September quarter: inflation higher than expected

Prices were 5.4% higher in September than the previous year, according to the latest official inflation figures.
september inflation

Prices were 5.4% higher in September than the previous year, according to the latest official inflation figures.

While the result is lower than in recent months, it’s higher than the Reserve Bank of Australia expected, adding to speculation it may raise interest rates again next month.

What’s inflation

Inflation measures price growth. It summarises prices in around 90 categories (e.g. fruit, rent, furniture). When inflation is high and unpredictable, your money buys less.

Like many countries, Australia has been battling high inflation. The RBA wants inflation to fall back to 2-3%.

Note: ‘Falling’ inflation doesn’t mean falling prices, it means prices are rising at a slower rate than before.

Today’s numbers

Today’s update provided inflation figures for the September quarter (July-September).
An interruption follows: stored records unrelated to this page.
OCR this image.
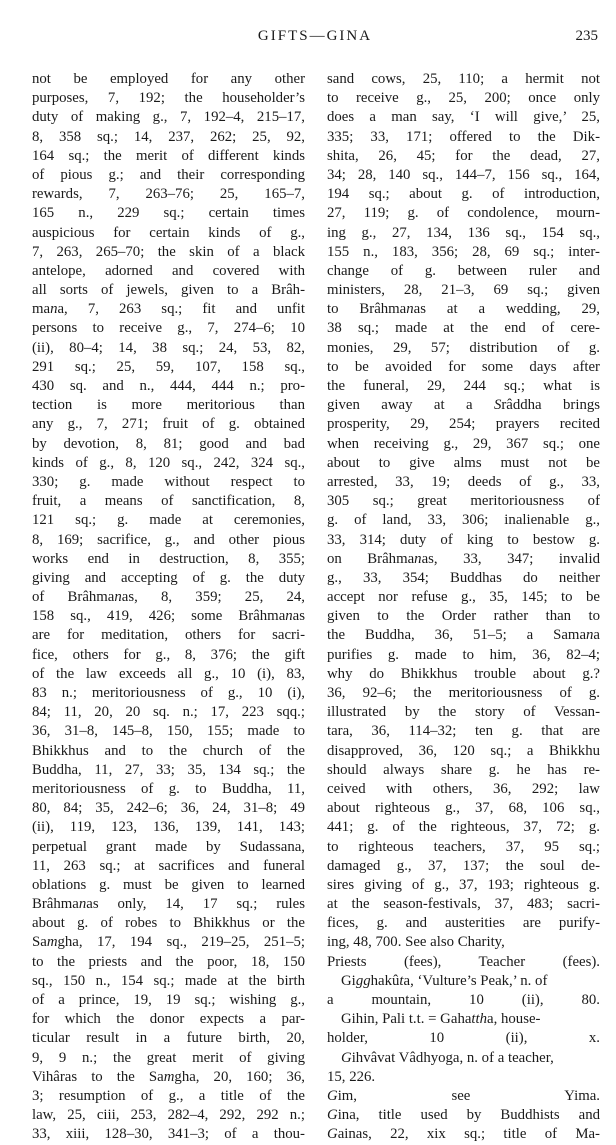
GIFTS—GINA	235
not be employed for any other
purposes, 7, 192; the householder’s
duty of making g., 7, 192–4, 215–17,
8, 358 sq.; 14, 237, 262; 25, 92,
164 sq.; the merit of different kinds
of pious g.; and their corresponding
rewards, 7, 263–76; 25, 165–7,
165 n., 229 sq.; certain times
auspicious for certain kinds of g.,
7, 263, 265–70; the skin of a black
antelope, adorned and covered with
all sorts of jewels, given to a Brâh-
mana, 7, 263 sq.; fit and unfit
persons to receive g., 7, 274–6; 10
(ii), 80–4; 14, 38 sq.; 24, 53, 82,
291 sq.; 25, 59, 107, 158 sq.,
430 sq. and n., 444, 444 n.; pro-
tection is more meritorious than
any g., 7, 271; fruit of g. obtained
by devotion, 8, 81; good and bad
kinds of g., 8, 120 sq., 242, 324 sq.,
330; g. made without respect to
fruit, a means of sanctification, 8,
121 sq.; g. made at ceremonies,
8, 169; sacrifice, g., and other pious
works end in destruction, 8, 355;
giving and accepting of g. the duty
of Brâhmanas, 8, 359; 25, 24,
158 sq., 419, 426; some Brâhmanas
are for meditation, others for sacri-
fice, others for g., 8, 376; the gift
of the law exceeds all g., 10 (i), 83,
83 n.; meritoriousness of g., 10 (i),
84; 11, 20, 20 sq. n.; 17, 223 sqq.;
36, 31–8, 145–8, 150, 155; made to
Bhikkhus and to the church of the
Buddha, 11, 27, 33; 35, 134 sq.; the
meritoriousness of g. to Buddha, 11,
80, 84; 35, 242–6; 36, 24, 31–8; 49
(ii), 119, 123, 136, 139, 141, 143;
perpetual grant made by Sudassana,
11, 263 sq.; at sacrifices and funeral
oblations g. must be given to learned
Brâhmanas only, 14, 17 sq.; rules
about g. of robes to Bhikkhus or the
Samgha, 17, 194 sq., 219–25, 251–5;
to the priests and the poor, 18, 150
sq., 150 n., 154 sq.; made at the birth
of a prince, 19, 19 sq.; wishing g.,
for which the donor expects a par-
ticular result in a future birth, 20,
9, 9 n.; the great merit of giving
Vihâras to the Samgha, 20, 160; 36,
3; resumption of g., a title of the
law, 25, ciii, 253, 282–4, 292, 292 n.;
33, xiii, 128–30, 341–3; of a thou-
sand cows, 25, 110; a hermit not
to receive g., 25, 200; once only
does a man say, ‘I will give,’ 25,
335; 33, 171; offered to the Dik-
shita, 26, 45; for the dead, 27,
34; 28, 140 sq., 144–7, 156 sq., 164,
194 sq.; about g. of introduction,
27, 119; g. of condolence, mourn-
ing g., 27, 134, 136 sq., 154 sq.,
155 n., 183, 356; 28, 69 sq.; inter-
change of g. between ruler and
ministers, 28, 21–3, 69 sq.; given
to Brâhmanas at a wedding, 29,
38 sq.; made at the end of cere-
monies, 29, 57; distribution of g.
to be avoided for some days after
the funeral, 29, 244 sq.; what is
given away at a Srâddha brings
prosperity, 29, 254; prayers recited
when receiving g., 29, 367 sq.; one
about to give alms must not be
arrested, 33, 19; deeds of g., 33,
305 sq.; great meritoriousness of
g. of land, 33, 306; inalienable g.,
33, 314; duty of king to bestow g.
on Brâhmanas, 33, 347; invalid
g., 33, 354; Buddhas do neither
accept nor refuse g., 35, 145; to be
given to the Order rather than to
the Buddha, 36, 51–5; a Samana
purifies g. made to him, 36, 82–4;
why do Bhikkhus trouble about g.?
36, 92–6; the meritoriousness of g.
illustrated by the story of Vessan-
tara, 36, 114–32; ten g. that are
disapproved, 36, 120 sq.; a Bhikkhu
should always share g. he has re-
ceived with others, 36, 292; law
about righteous g., 37, 68, 106 sq.,
441; g. of the righteous, 37, 72; g.
to righteous teachers, 37, 95 sq.;
damaged g., 37, 137; the soul de-
sires giving of g., 37, 193; righteous g.
at the season-festivals, 37, 483; sacri-
fices, g. and austerities are purify-
ing, 48, 700. See also Charity,
Priests (fees), Teacher (fees).
Gigghakûta, ‘Vulture’s Peak,’ n. of
a mountain, 10 (ii), 80.
Gihin, Pali t.t. = Gahattha, house-
holder, 10 (ii), x.
Gihvâvat Vâdhyoga, n. of a teacher,
15, 226.
Gim, see Yima.
Gina, title used by Buddhists and
Gainas, 22, xix sq.; title of Ma-
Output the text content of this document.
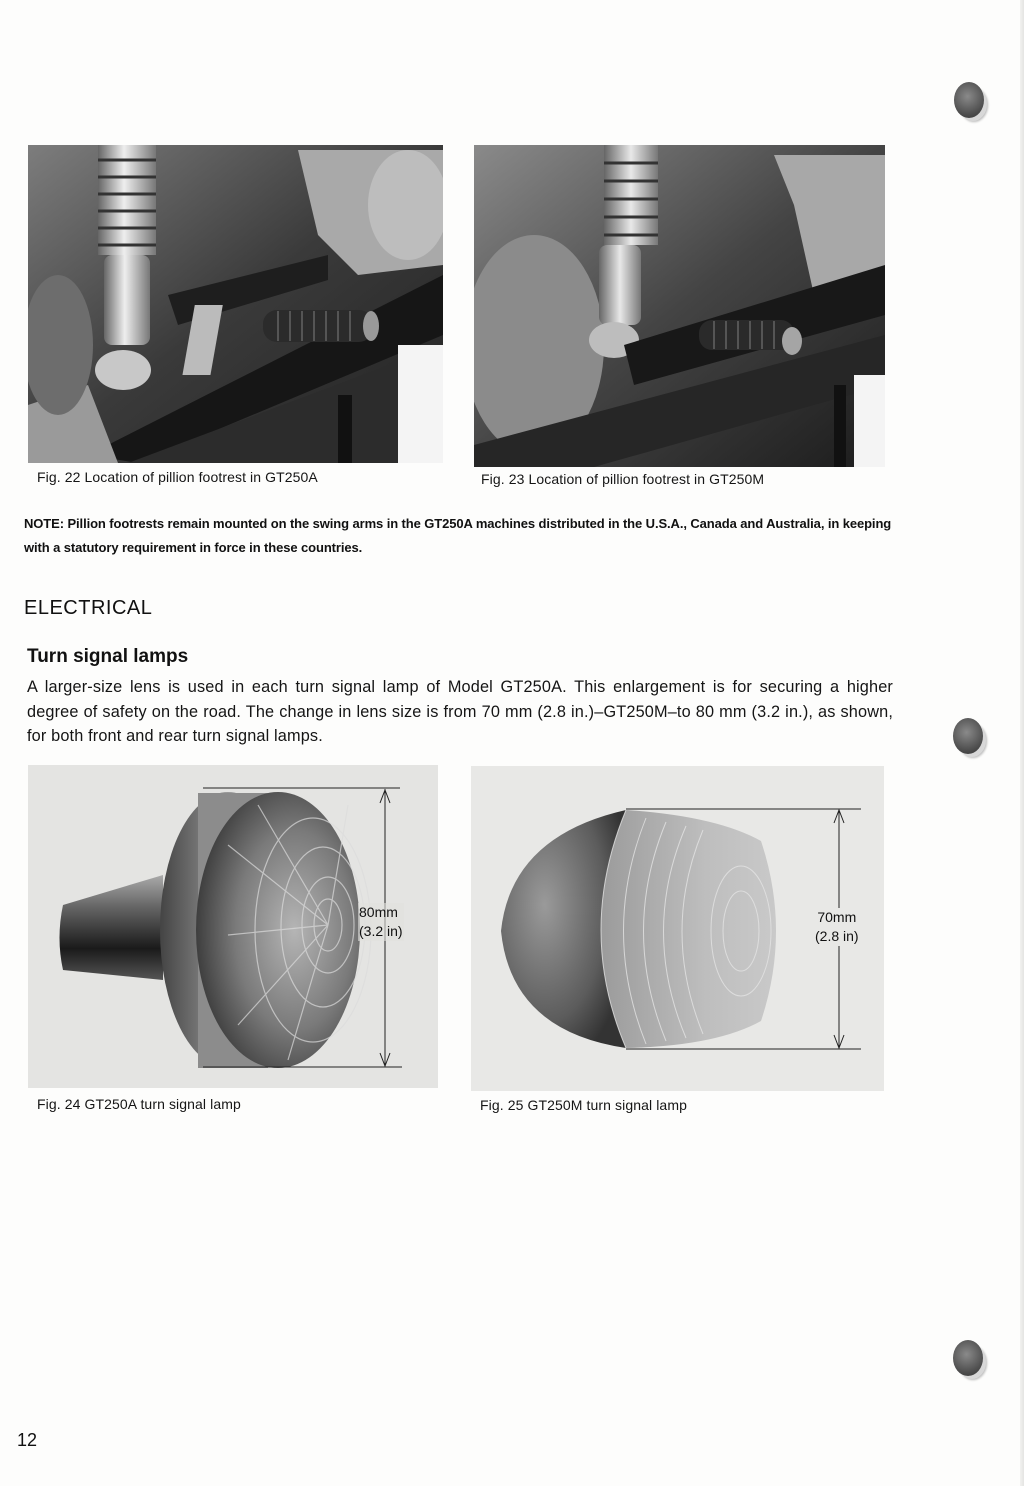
Fig. 22 Location of pillion footrest in GT250A	Fig. 23 Location of pillion footrest in GT250M
NOTE: Pillion footrests remain mounted on the swing arms in the GT250A machines distributed in the U.S.A., Canada and Australia, in keeping with a statutory requirement in force in these countries.
ELECTRICAL
Turn signal lamps
A larger-size lens is used in each turn signal lamp of Model GT250A. This enlargement is for securing a higher degree of safety on the road. The change in lens size is from 70 mm (2.8 in.)–GT250M–to 80 mm (3.2 in.), as shown, for both front and rear turn signal lamps.
80mm
(3.2 in)
70mm
(2.8 in)
Fig. 24 GT250A turn signal lamp	Fig. 25 GT250M turn signal lamp
12
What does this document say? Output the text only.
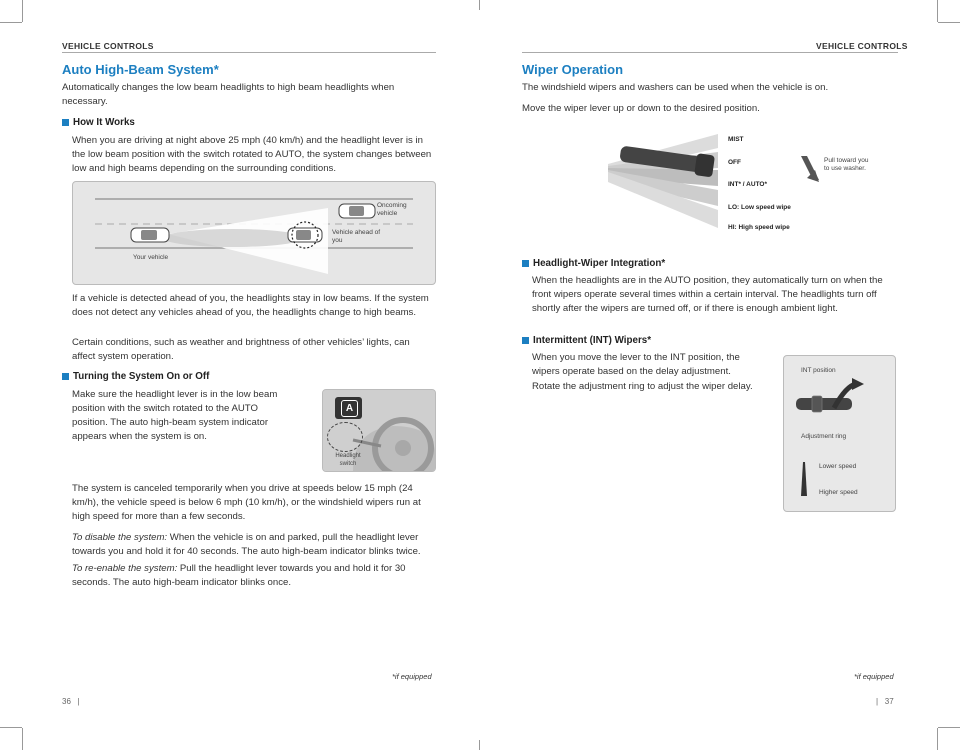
VEHICLE CONTROLS
Auto High-Beam System*
Automatically changes the low beam headlights to high beam headlights when necessary.
How It Works
When you are driving at night above 25 mph (40 km/h) and the headlight lever is in the low beam position with the switch rotated to AUTO, the system changes between low and high beams depending on the surrounding conditions.
Oncoming vehicle
Vehicle ahead of you
Your vehicle
If a vehicle is detected ahead of you, the headlights stay in low beams. If the system does not detect any vehicles ahead of you, the headlights change to high beams.
Certain conditions, such as weather and brightness of other vehicles’ lights, can affect system operation.
Turning the System On or Off
Make sure the headlight lever is in the low beam position with the switch rotated to the AUTO position. The auto high-beam system indicator appears when the system is on.
A
Headlight switch
The system is canceled temporarily when you drive at speeds below 15 mph (24 km/h), the vehicle speed is below 6 mph (10 km/h), or the windshield wipers run at high speed for more than a few seconds.
To disable the system: When the vehicle is on and parked, pull the headlight lever towards you and hold it for 40 seconds. The auto high-beam indicator blinks twice.
To re-enable the system: Pull the headlight lever towards you and hold it for 30 seconds. The auto high-beam indicator blinks once.
*if equipped
36   |
VEHICLE CONTROLS
Wiper Operation
The windshield wipers and washers can be used when the vehicle is on.
Move the wiper lever up or down to the desired position.
MIST
OFF
INT* / AUTO*
LO: Low speed wipe
HI: High speed wipe
Pull toward you to use washer.
Headlight-Wiper Integration*
When the headlights are in the AUTO position, they automatically turn on when the front wipers operate several times within a certain interval. The headlights turn off shortly after the wipers are turned off, or if there is enough ambient light.
Intermittent (INT) Wipers*
When you move the lever to the INT position, the wipers operate based on the delay adjustment.
Rotate the adjustment ring to adjust the wiper delay.
INT position
Adjustment ring
Lower speed
Higher speed
*if equipped
|   37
Over those three months, prices rose 1.2%, a higher increase than the previous quarter.

The areas of fastest growth were transport costs (up 3.2% in three months) and housing costs (up 2.2%).

Rents (a component of housing costs) also rose 2.2% for the quarter, and 7.6% in the past year — the biggest annual rise since 2009.

Rate rise?

Earlier this week, new RBA Governor Michele Bullock warned the Bank would “not hesitate” to raise interest rates further if inflation did not reduce at the RBA’s desired pace.

Higher interest rates discourage borrowing and spending. The RBA has raised rates on 12 occasions since May 2022, but has left them unchanged for the last four months.

The RBA’s next meeting is on 7 November.

Employment watch

Higher interest rates can lead to job losses. This is because lower spending due to high interest rates can reduce business revenue, making them more likely to fire staff or avoid hiring new workers.

The current unemployment rate is 3.6%, which is historically low and has remained low despite recent interest rate increases. However, there are some signs of a shift. Employment for young workers has fallen by over 30,000 since June.